Lycra padded cycling shorts, black tights and brightly coloured long-sleeved jerseys, headphones clamped to his ears listening to a menagerie of bands like Foals and The Geese, to say that he and Mike Ramsden were several lifestyles apart would be no exaggeration. Karen would like to have considered herself midway between, but she wasn’t sure of that either. Sometimes conversations with Costello beyond police work made her feel as if she were taking classes in how another world lives and failing.

Back in the dead days following New Year and their discovery of Petru Andronic’s identity, the temperatures low, the skies intent on giving new meanings to the word grey, there’d been a glimmer of a breakthrough in the Walthamstow shooting. The bullets taken from the dead youth’s body had been linked to a haul of illegally imported arms and ammunition seized during a raid by officers from the Central Task Force on a warehouse in Deptford. While those officers continued to probe into the identities of those who had both imported the arms and sold them on, Tim Costello was liaising with members of the Met’s Forensic Intelligence Team to trace a possible pattern from other shootings in which guns and ammo from the warehouse had been used.

As for the Wood Green stabbing, it was still a case of speculation and blame. The victim, a youth of fifteen, Derroll Palmer, had no known gang connections, but both of the young men previously arrested and then grudgingly released were members of the Bruce Castle Kings, one of the sets of the Tottenham Mandem gang, and were known to Operation Trident; both had records for minor crime, including assault, yet their alibis had been difficult to break down. One youth had admitted under questioning to being present at the scene, an admission almost immediately withdrawn, his solicitor asserting that the statement had been coerced in an atmosphere of fear and intimidation.

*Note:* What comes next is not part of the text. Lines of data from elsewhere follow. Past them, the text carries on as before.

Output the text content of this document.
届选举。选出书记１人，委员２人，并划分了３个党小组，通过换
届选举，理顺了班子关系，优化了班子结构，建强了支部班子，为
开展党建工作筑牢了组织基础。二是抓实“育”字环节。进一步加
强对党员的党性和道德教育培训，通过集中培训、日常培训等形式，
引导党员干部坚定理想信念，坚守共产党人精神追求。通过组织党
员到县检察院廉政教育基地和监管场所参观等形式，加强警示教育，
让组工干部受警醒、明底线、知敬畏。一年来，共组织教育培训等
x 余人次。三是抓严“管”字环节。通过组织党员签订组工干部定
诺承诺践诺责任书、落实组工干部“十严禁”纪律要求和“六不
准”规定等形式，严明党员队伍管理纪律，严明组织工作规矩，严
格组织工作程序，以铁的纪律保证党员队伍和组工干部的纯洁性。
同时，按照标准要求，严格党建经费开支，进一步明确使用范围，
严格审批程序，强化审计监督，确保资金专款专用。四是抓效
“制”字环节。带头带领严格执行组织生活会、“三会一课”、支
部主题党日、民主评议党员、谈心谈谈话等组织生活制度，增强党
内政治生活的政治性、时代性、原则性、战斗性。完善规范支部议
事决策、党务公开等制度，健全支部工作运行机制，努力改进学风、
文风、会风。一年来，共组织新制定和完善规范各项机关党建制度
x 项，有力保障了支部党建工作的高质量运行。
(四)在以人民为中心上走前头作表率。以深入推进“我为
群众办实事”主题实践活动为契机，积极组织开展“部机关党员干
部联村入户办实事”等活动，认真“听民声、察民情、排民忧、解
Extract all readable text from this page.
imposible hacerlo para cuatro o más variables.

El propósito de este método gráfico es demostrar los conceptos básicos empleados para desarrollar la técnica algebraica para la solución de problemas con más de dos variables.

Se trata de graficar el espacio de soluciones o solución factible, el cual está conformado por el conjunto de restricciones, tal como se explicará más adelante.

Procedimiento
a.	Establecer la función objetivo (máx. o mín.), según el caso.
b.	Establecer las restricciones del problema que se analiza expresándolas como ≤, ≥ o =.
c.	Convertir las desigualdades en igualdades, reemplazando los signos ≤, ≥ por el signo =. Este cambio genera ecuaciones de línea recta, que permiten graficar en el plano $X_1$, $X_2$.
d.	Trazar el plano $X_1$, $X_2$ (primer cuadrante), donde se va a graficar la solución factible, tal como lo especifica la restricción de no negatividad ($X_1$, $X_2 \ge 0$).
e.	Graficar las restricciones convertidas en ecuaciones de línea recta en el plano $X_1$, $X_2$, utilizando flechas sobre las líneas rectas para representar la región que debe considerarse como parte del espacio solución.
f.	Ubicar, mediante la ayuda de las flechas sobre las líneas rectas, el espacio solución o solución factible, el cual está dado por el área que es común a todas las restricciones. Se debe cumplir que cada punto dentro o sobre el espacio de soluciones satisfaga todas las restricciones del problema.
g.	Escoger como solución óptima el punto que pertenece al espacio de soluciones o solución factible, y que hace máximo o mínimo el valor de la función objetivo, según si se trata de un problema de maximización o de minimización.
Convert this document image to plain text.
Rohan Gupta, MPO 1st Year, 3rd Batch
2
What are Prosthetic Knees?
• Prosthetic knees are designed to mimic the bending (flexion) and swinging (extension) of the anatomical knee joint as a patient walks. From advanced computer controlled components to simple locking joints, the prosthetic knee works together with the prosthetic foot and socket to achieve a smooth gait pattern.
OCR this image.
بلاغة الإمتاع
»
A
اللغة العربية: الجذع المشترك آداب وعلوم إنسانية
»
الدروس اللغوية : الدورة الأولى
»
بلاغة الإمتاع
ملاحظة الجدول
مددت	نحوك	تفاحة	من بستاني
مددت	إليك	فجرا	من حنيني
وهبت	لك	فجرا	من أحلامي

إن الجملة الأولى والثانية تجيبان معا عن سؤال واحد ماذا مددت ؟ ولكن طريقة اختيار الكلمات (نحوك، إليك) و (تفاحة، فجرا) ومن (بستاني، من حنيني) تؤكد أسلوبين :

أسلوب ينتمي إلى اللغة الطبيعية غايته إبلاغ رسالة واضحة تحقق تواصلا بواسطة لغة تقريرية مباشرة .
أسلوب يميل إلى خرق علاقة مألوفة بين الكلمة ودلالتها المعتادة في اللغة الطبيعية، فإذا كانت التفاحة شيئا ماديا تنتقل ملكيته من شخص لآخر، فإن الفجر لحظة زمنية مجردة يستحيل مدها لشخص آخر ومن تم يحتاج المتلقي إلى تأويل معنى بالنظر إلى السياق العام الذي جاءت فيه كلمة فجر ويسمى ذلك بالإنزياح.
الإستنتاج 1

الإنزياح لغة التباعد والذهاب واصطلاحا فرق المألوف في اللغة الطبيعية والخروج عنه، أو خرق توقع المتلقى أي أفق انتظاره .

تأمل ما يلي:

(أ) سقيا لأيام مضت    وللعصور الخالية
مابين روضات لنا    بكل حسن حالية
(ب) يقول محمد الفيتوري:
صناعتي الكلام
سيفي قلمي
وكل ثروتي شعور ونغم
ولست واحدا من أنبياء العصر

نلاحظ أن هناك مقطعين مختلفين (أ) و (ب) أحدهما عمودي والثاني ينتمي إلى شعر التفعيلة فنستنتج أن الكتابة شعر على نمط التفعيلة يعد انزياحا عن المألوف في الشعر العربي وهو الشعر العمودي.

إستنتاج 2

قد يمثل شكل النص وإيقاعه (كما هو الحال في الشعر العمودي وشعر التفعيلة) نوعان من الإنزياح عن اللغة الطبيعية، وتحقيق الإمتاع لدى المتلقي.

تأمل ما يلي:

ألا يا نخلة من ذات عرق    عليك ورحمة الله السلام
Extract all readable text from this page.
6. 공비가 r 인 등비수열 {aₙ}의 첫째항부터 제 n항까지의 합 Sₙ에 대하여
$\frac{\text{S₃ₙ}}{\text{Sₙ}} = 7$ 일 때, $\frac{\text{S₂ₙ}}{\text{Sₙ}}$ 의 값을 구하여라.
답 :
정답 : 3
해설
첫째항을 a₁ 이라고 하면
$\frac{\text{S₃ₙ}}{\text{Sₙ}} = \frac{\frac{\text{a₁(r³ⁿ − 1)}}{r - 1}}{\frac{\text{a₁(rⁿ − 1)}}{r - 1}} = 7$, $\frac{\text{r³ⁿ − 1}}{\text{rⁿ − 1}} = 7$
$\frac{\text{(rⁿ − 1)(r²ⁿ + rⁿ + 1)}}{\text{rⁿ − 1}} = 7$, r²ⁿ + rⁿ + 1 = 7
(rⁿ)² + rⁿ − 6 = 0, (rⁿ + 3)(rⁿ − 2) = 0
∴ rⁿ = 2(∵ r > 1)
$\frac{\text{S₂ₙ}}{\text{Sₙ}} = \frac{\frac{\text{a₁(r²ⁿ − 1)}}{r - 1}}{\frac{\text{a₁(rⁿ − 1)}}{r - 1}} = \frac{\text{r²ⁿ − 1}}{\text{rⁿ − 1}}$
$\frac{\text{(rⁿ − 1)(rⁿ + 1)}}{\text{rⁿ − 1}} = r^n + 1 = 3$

Tell that to the kid laying dead, Karen thought, killed for speaking up when another youth had called his girlfriend, whom he was walking home, a skanky whore.

And of Wayne Simon, missing since the Holloway murders, there was still no clear sign. A possible sighting in Gateshead, nothing more. If the reports were right, farther and farther north. Soon, Karen thought, he’d run out of ground.

She was busy finagling her responses to the latest set of quarterly crime figures that had filtered down from on high, when Ramsden knocked on her door and breezed through.

Sod’s law, a SIM card been found in the last but one bag of gubbins from the Andronic crime scene to be methodically searched, sorted and labelled; missed on a first, preliminary sortie, it had been buried inside a sodden wedge of shredded newspaper, along with rotting sweet wrappers, flattened cigarette butts, a smear of dog shit and a toddler’s missing sock. The original location was noted as the undergrowth to the eastern edge of the pond.